LLM Digital Twin

Fine-tuning a model to contain my memories, personality, and preferences. Data gathered from an iPhone, trained using local compute (2 Mac Studios), to run on a 7b model (Mistral) that is capable of running inference on an iPhone.

Fine-tuning framework

Apple MLX (LoRA)

Training data set

100k Q&A examples

Skills

Data, training, evals, alignment

Project length

2 weeks

Year

2025

Challenge

I wanted an always-up-to-date “digital twin” that could answer questions exactly the way I would—from personal anecdotes to my latest calendar plans—without ever leaving my devices or exposing raw data to the cloud. Existing tools were either heavyweight (server-side LLMs) or too limited (on-device chatbots). The real hurdle: turning gigabytes of iPhone data (Photos, Messages, Mail, Calendar, Location, Web history…) into a lightweight, privacy-preserving model that could run in real time on an iPhone-class chip.

Results

MeModel: A Digital Daniel—a 7-B parameter model that mirrors my personality, knowledge and writing style, running locally on my iPhone with <1 s first-token latency.

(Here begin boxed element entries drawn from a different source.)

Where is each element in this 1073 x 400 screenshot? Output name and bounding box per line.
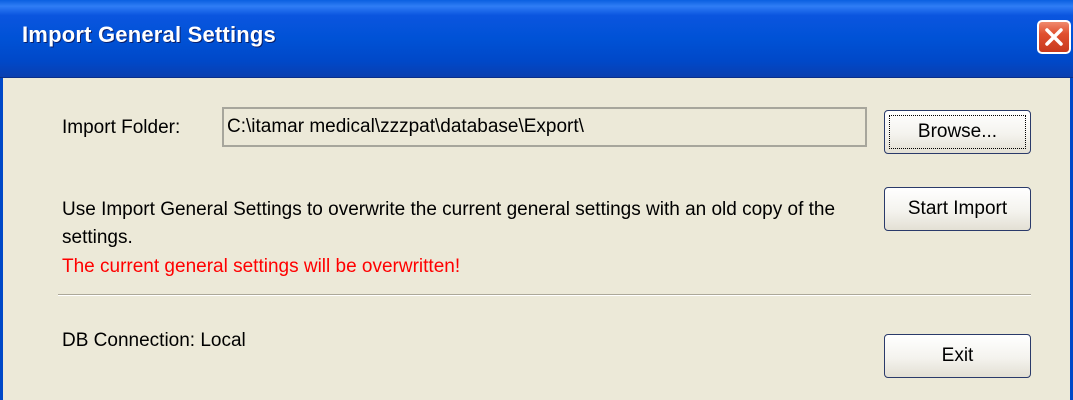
start-import-button[interactable]: Start Import — [884, 187, 1031, 231]
overwrite-warning: The current general settings will be ove… — [62, 256, 461, 277]
close-icon — [1045, 28, 1063, 46]
close-button[interactable] — [1037, 20, 1071, 54]
import-description: Use Import General Settings to overwrite… — [62, 199, 836, 248]
title-bar[interactable]: Import General Settings — [0, 0, 1073, 78]
db-connection-status: DB Connection: Local — [62, 330, 246, 351]
divider — [58, 294, 1031, 296]
window-frame-left — [0, 78, 3, 400]
start-import-button-label: Start Import — [907, 198, 1008, 219]
exit-button-label: Exit — [941, 345, 974, 366]
exit-button[interactable]: Exit — [884, 334, 1031, 378]
browse-button-label: Browse... — [917, 121, 998, 142]
window-title: Import General Settings — [22, 22, 276, 47]
import-folder-label: Import Folder: — [62, 117, 181, 138]
import-general-settings-dialog: Import General Settings Import Folder: C… — [0, 0, 1073, 400]
browse-button[interactable]: Browse... — [884, 110, 1031, 154]
import-folder-field[interactable]: C:\itamar medical\zzzpat\database\Export… — [222, 107, 867, 147]
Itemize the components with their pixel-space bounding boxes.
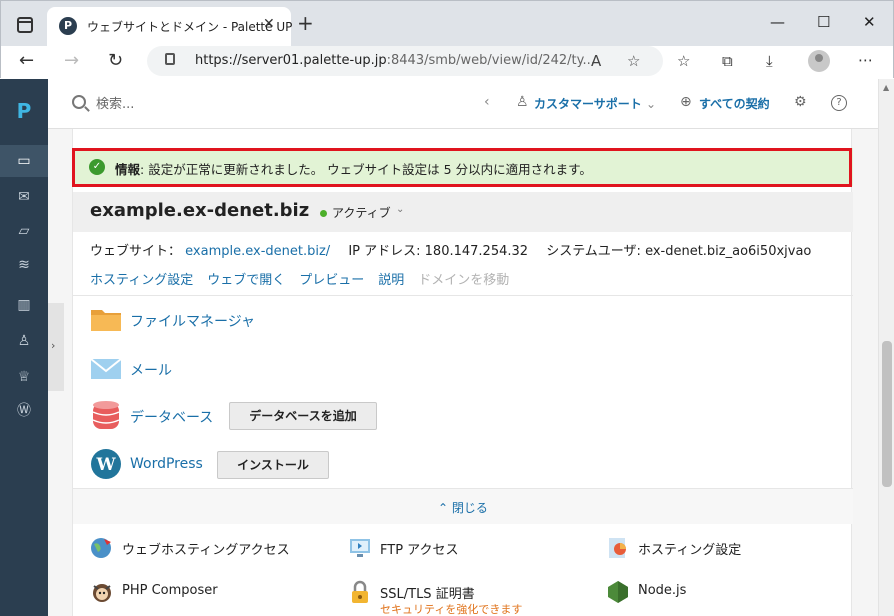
open-in-web-link[interactable]: ウェブで開く	[207, 269, 285, 288]
browser-tab-bar: P ウェブサイトとドメイン - Palette UP ✕ + — ☐ ✕	[0, 0, 894, 47]
status-dropdown[interactable]: アクティブ	[332, 204, 391, 221]
globe-user-icon	[91, 538, 111, 558]
folder-icon	[91, 310, 121, 331]
chevron-down-icon[interactable]: ⌄	[396, 204, 404, 215]
preview-link[interactable]: プレビュー	[299, 269, 364, 288]
collapse-link[interactable]: ⌃ 閉じる	[438, 499, 488, 516]
all-subscriptions-link[interactable]: すべての契約	[699, 95, 770, 112]
ssl-tls-hint: セキュリティを強化できます	[380, 603, 523, 616]
browser-toolbar: ← → ↻ https://server01.palette-up.jp:844…	[0, 46, 894, 78]
minimize-icon[interactable]: —	[770, 13, 785, 31]
page-scrollbar[interactable]: ▲	[878, 79, 894, 616]
profile-avatar[interactable]	[808, 50, 830, 72]
divider	[73, 295, 853, 296]
rail-databases-icon[interactable]: ≋	[0, 249, 48, 281]
back-icon[interactable]: ←	[19, 50, 34, 71]
rail-users-icon[interactable]: ♙	[0, 325, 48, 357]
rail-account-icon[interactable]: ♕	[0, 361, 48, 393]
globe-icon: ⊕	[680, 94, 692, 110]
ftp-icon	[350, 539, 370, 557]
tab-title: ウェブサイトとドメイン - Palette UP	[87, 20, 293, 34]
domain-actions: ホスティング設定 ウェブで開く プレビュー 説明 ドメインを移動	[90, 269, 523, 288]
domain-panel: ✓ 情報: 設定が正常に更新されました。 ウェブサイト設定は 5 分以内に適用さ…	[72, 129, 853, 616]
help-icon[interactable]: ?	[831, 95, 847, 111]
app-header: ‹ ♙ カスタマーサポート ⌄ ⊕ すべての契約 ⚙ ?	[48, 79, 878, 129]
rail-wordpress-icon[interactable]: Ⓦ	[0, 395, 48, 427]
move-domain-link: ドメインを移動	[418, 273, 510, 288]
app-logo[interactable]: P	[0, 99, 48, 123]
user-icon: ♙	[516, 94, 529, 110]
scroll-up-icon[interactable]: ▲	[883, 83, 889, 92]
scroll-thumb[interactable]	[882, 341, 892, 487]
domain-header: example.ex-denet.biz アクティブ ⌄	[73, 192, 853, 232]
collapse-bar: ⌃ 閉じる	[73, 488, 853, 524]
refresh-icon[interactable]: ↻	[108, 50, 123, 71]
more-icon[interactable]: ⋯	[858, 51, 873, 69]
databases-link[interactable]: データベース	[130, 407, 213, 427]
add-database-button[interactable]: データベースを追加	[229, 402, 377, 430]
domain-info-row: ウェブサイト： example.ex-denet.biz/ IP アドレス: 1…	[90, 244, 812, 259]
domain-title: example.ex-denet.biz	[90, 200, 310, 221]
composer-icon	[93, 584, 111, 602]
left-nav-rail: P ▭ ✉ ▱ ≋ ▥ ♙ ♕ Ⓦ	[0, 79, 48, 616]
nodejs-icon	[608, 581, 628, 603]
search-icon[interactable]	[72, 95, 86, 109]
tab-close-icon[interactable]: ✕	[263, 16, 275, 32]
sidebar-expand-handle[interactable]: ›	[48, 303, 64, 391]
favorites-icon[interactable]: ☆	[677, 52, 690, 70]
mail-link[interactable]: メール	[130, 360, 172, 380]
rail-statistics-icon[interactable]: ▥	[0, 289, 48, 321]
file-manager-link[interactable]: ファイルマネージャ	[130, 311, 255, 331]
forward-icon[interactable]: →	[64, 50, 79, 71]
alert-highlight-frame	[72, 148, 852, 187]
help-circle-icon[interactable]: ⚙	[794, 94, 807, 110]
rail-mail-icon[interactable]: ✉	[0, 181, 48, 213]
chevron-left-icon[interactable]: ‹	[484, 94, 490, 110]
database-icon	[92, 401, 120, 429]
tab-actions-icon[interactable]	[17, 17, 33, 33]
browser-tab[interactable]: P ウェブサイトとドメイン - Palette UP ✕	[47, 7, 293, 47]
rail-files-icon[interactable]: ▱	[0, 215, 48, 247]
website-link[interactable]: example.ex-denet.biz/	[185, 244, 330, 259]
url-text: https://server01.palette-up.jp:8443/smb/…	[195, 53, 595, 68]
collections-icon[interactable]: ⧉	[722, 52, 733, 70]
add-favorite-icon[interactable]: ☆	[627, 52, 640, 70]
lock-icon[interactable]	[165, 53, 175, 65]
favicon-icon: P	[59, 17, 77, 35]
rail-websites-icon[interactable]: ▭	[0, 145, 48, 177]
wordpress-icon: W	[91, 449, 121, 479]
status-dot-icon	[320, 210, 327, 217]
chevron-up-icon: ⌃	[438, 501, 449, 515]
search-input[interactable]	[96, 93, 296, 115]
svg-text:W: W	[95, 455, 116, 475]
read-aloud-icon[interactable]: A	[591, 52, 601, 70]
window-close-icon[interactable]: ✕	[863, 13, 876, 31]
hosting-settings-icon	[609, 538, 626, 558]
hosting-settings-link[interactable]: ホスティング設定	[90, 269, 193, 288]
downloads-icon[interactable]: ⤓	[766, 52, 773, 70]
address-bar[interactable]: https://server01.palette-up.jp:8443/smb/…	[147, 46, 663, 76]
main-content: › ✓ 情報: 設定が正常に更新されました。 ウェブサイト設定は 5 分以内に適…	[48, 129, 878, 616]
mail-icon	[90, 358, 122, 379]
description-link[interactable]: 説明	[378, 269, 404, 288]
padlock-icon	[352, 580, 368, 603]
new-tab-icon[interactable]: +	[297, 13, 314, 33]
maximize-icon[interactable]: ☐	[817, 13, 830, 31]
install-wordpress-button[interactable]: インストール	[217, 451, 329, 479]
chevron-right-icon: ›	[51, 339, 56, 352]
support-link[interactable]: カスタマーサポート ⌄	[534, 95, 656, 112]
wordpress-link[interactable]: WordPress	[130, 456, 203, 472]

Zero-cloud footprint: all raw data stays encrypted on my personal hardware; only the distilled weights live on the phone.

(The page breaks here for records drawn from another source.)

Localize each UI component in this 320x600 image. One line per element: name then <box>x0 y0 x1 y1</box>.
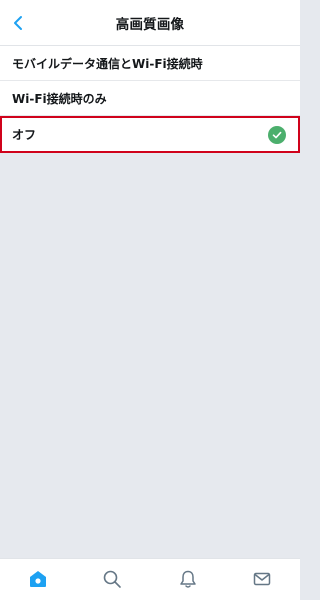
chevron-left-icon <box>14 16 22 30</box>
page-title: 高画質画像 <box>115 16 185 33</box>
option-label: モバイルデータ通信とWi-Fi接続時 <box>12 56 203 71</box>
option-mobile-and-wifi[interactable]: モバイルデータ通信とWi-Fi接続時 <box>0 46 300 81</box>
header-bar: 高画質画像 <box>0 0 300 46</box>
home-icon <box>30 571 46 587</box>
app-screen: 高画質画像 モバイルデータ通信とWi-Fi接続時 Wi-Fi接続時のみ オフ <box>0 0 300 600</box>
option-label: オフ <box>12 128 37 142</box>
search-icon <box>103 570 121 588</box>
tab-bar <box>0 558 300 600</box>
tab-notifications[interactable] <box>176 567 200 591</box>
option-wifi-only[interactable]: Wi-Fi接続時のみ <box>0 81 300 116</box>
bell-icon <box>180 570 196 588</box>
tab-messages[interactable] <box>250 567 274 591</box>
option-list: モバイルデータ通信とWi-Fi接続時 Wi-Fi接続時のみ オフ <box>0 46 300 153</box>
tab-search[interactable] <box>100 567 124 591</box>
tab-home[interactable] <box>26 567 50 591</box>
option-off[interactable]: オフ <box>0 116 300 153</box>
mail-icon <box>253 572 271 586</box>
option-label: Wi-Fi接続時のみ <box>12 91 107 106</box>
checkmark-icon <box>268 125 286 144</box>
back-button[interactable] <box>4 9 32 37</box>
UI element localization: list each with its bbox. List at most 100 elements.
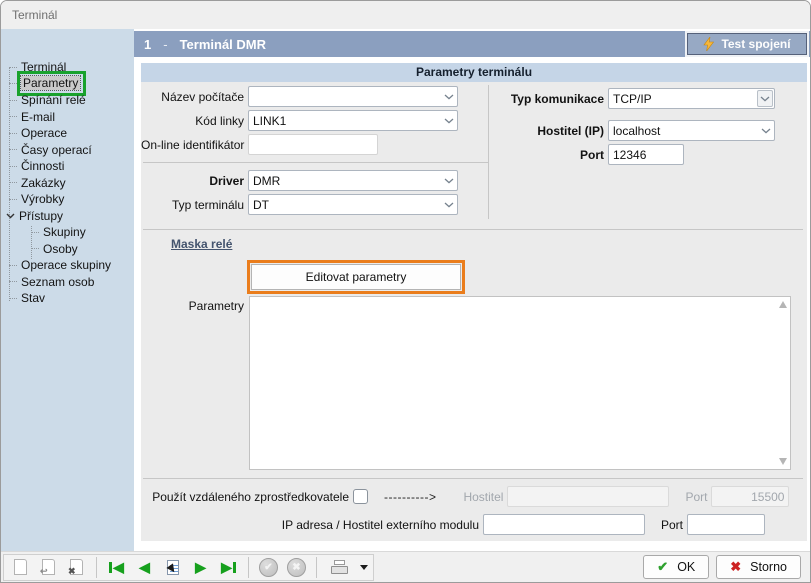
sidebar-item-parametry[interactable]: Parametry [1, 76, 134, 93]
app-window: Terminál Terminál Parametry Spínání relé [0, 0, 811, 583]
terminal-type-combobox[interactable] [248, 194, 458, 215]
host-ip-input[interactable] [609, 124, 758, 138]
first-record-button[interactable]: ◀ [105, 556, 128, 579]
use-remote-label: Použít vzdáleného zprostředkovatele [141, 490, 349, 504]
browse-list-icon [167, 560, 179, 575]
host-ip-label: Hostitel (IP) [441, 124, 604, 138]
sidebar-item-casy-operaci[interactable]: Časy operací [1, 142, 134, 159]
first-record-icon: ◀ [109, 560, 124, 574]
previous-record-icon: ◀ [139, 560, 150, 574]
ok-button[interactable]: ✔ OK [643, 555, 709, 579]
print-dropdown-icon[interactable] [360, 565, 368, 570]
sidebar-item-spinani-rele[interactable]: Spínání relé [1, 92, 134, 109]
parameters-textarea-wrap [249, 296, 791, 470]
port-input[interactable] [609, 148, 683, 162]
chevron-down-icon[interactable] [441, 202, 457, 208]
use-remote-checkbox[interactable] [353, 489, 368, 504]
chevron-down-icon[interactable] [758, 128, 774, 134]
external-module-field [483, 514, 645, 535]
cancel-icon: ✖ [287, 558, 306, 577]
doc-new-icon [14, 559, 27, 575]
titlebar: Terminál [1, 1, 810, 29]
parameters-textarea[interactable] [250, 297, 790, 469]
storno-button[interactable]: ✖ Storno [716, 555, 801, 579]
external-module-input[interactable] [484, 518, 644, 532]
sidebar-item-osoby[interactable]: Osoby [1, 241, 134, 258]
communication-type-label: Typ komunikace [441, 92, 604, 106]
x-icon: ✖ [730, 559, 741, 575]
check-icon: ✔ [657, 559, 668, 575]
left-separator [143, 162, 488, 163]
terminal-type-input[interactable] [249, 198, 441, 212]
line-code-combobox[interactable] [248, 110, 458, 131]
last-record-button[interactable]: ▶ [217, 556, 240, 579]
next-record-button[interactable]: ▶ [189, 556, 212, 579]
print-button[interactable] [325, 556, 353, 579]
online-identifier-input[interactable] [249, 138, 377, 152]
remote-port-input [712, 490, 788, 504]
computer-name-combobox[interactable] [248, 86, 458, 107]
sidebar-item-pristupy[interactable]: Přístupy [1, 208, 134, 225]
scroll-up-icon[interactable] [779, 301, 787, 308]
lightning-icon [703, 37, 714, 51]
delete-record-button[interactable]: ✖ [65, 556, 88, 579]
printer-icon [331, 560, 348, 574]
host-ip-combobox[interactable] [608, 120, 775, 141]
remote-port-label: Port [671, 490, 707, 504]
revert-record-button[interactable]: ↩ [37, 556, 60, 579]
port-field [608, 144, 684, 165]
external-port-field [687, 514, 765, 535]
relay-mask-link[interactable]: Maska relé [171, 237, 232, 251]
nav-tree: Terminál Parametry Spínání relé E-mail O… [1, 29, 134, 307]
sidebar-item-vyrobky[interactable]: Výrobky [1, 191, 134, 208]
online-identifier-field [248, 134, 378, 155]
footer-toolbar: ↩ ✖ ◀ ◀ ▶ ▶ ✔ ✖ ✔ OK ✖ Storno [1, 551, 810, 582]
sidebar-item-skupiny[interactable]: Skupiny [1, 224, 134, 241]
accept-changes-button[interactable]: ✔ [257, 556, 280, 579]
record-number: 1 [144, 37, 151, 52]
ok-label: OK [677, 560, 695, 574]
edit-parameters-button[interactable]: Editovat parametry [251, 264, 461, 290]
scroll-down-icon[interactable] [779, 458, 787, 465]
driver-input[interactable] [249, 174, 441, 188]
remote-host-input [508, 490, 668, 504]
sidebar: Terminál Parametry Spínání relé E-mail O… [1, 29, 134, 551]
section-separator [143, 229, 803, 230]
driver-combobox[interactable] [248, 170, 458, 191]
cancel-changes-button[interactable]: ✖ [285, 556, 308, 579]
new-record-button[interactable] [9, 556, 32, 579]
record-separator: - [163, 37, 167, 52]
sidebar-item-operace[interactable]: Operace [1, 125, 134, 142]
chevron-down-icon[interactable] [757, 90, 773, 107]
port-label: Port [441, 148, 604, 162]
browse-records-button[interactable] [161, 556, 184, 579]
communication-type-input[interactable] [609, 92, 757, 106]
computer-name-label: Název počítače [141, 90, 244, 104]
remote-host-label: Hostitel [450, 490, 503, 504]
test-connection-button[interactable]: Test spojení [687, 33, 807, 55]
sidebar-item-seznam-osob[interactable]: Seznam osob [1, 274, 134, 291]
doc-revert-icon: ↩ [42, 559, 55, 575]
external-module-label: IP adresa / Hostitel externího modulu [141, 518, 479, 532]
test-connection-label: Test spojení [721, 37, 790, 51]
sidebar-item-zakazky[interactable]: Zakázky [1, 175, 134, 192]
chevron-down-icon[interactable] [441, 178, 457, 184]
sidebar-item-email[interactable]: E-mail [1, 109, 134, 126]
sidebar-item-operace-skupiny[interactable]: Operace skupiny [1, 257, 134, 274]
sidebar-item-stav[interactable]: Stav [1, 290, 134, 307]
remote-host-field [507, 486, 669, 507]
communication-type-combobox[interactable] [608, 88, 775, 109]
previous-record-button[interactable]: ◀ [133, 556, 156, 579]
sidebar-item-cinnosti[interactable]: Činnosti [1, 158, 134, 175]
record-title: Terminál DMR [180, 37, 266, 52]
chevron-down-icon[interactable] [4, 210, 16, 222]
last-record-icon: ▶ [221, 560, 236, 574]
external-port-input[interactable] [688, 518, 764, 532]
line-code-input[interactable] [249, 114, 441, 128]
arrow-text: ----------> [384, 490, 436, 504]
next-record-icon: ▶ [195, 560, 206, 574]
computer-name-input[interactable] [249, 90, 441, 104]
record-header: 1 - Terminál DMR Test spojení [134, 31, 810, 57]
settings-panel: Parametry terminálu Název počítače Kód l… [141, 63, 807, 541]
terminal-type-label: Typ terminálu [141, 198, 244, 212]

Seamless updates: new memories appear in answers within hours, not weeks.

Foundation for more: this pipeline can power future user simulations in an AI first computing world.

90%

Accuracy on personal evals

7b

Parameter fully tuned model

Mac Studio

Local compute used for fine-tuning

Process

Data Extraction & Normalisation

Used Apple’s data-export APIs to pull each app’s history, then converted every stream into unified JSON schemas.

Synthetic Q&A Generation

Prompted a base LLM to read those JSON slices and auto-write ~100 k conversational Q&A pairs that reflect my tone, memories and relationships.

Dataset Curation

Applied heuristics for balance (time, topic, sentiment) and stripped sensitive fields; encrypted everything at rest on two local Mac Studios.

Fine-Tuning Pipeline

Split into train/val/test, then fine-tuned a Mistral-7B model in Apple MLX with LoRA adapters and safesensors weight format.

Quantised to 4-bit (SmoothQuant) for on-device inference.

Continuous Refresh

Nightly cron job exports the day’s new JSON, regenerates incremental Q&A, and performs a quick LoRA refresh so the model evolves with me.

Deployment

Packaged the quantised weights and adapters into an iOS inference app; integrated a retrieval layer for very recent memories (<24 h) to avoid constant re-training.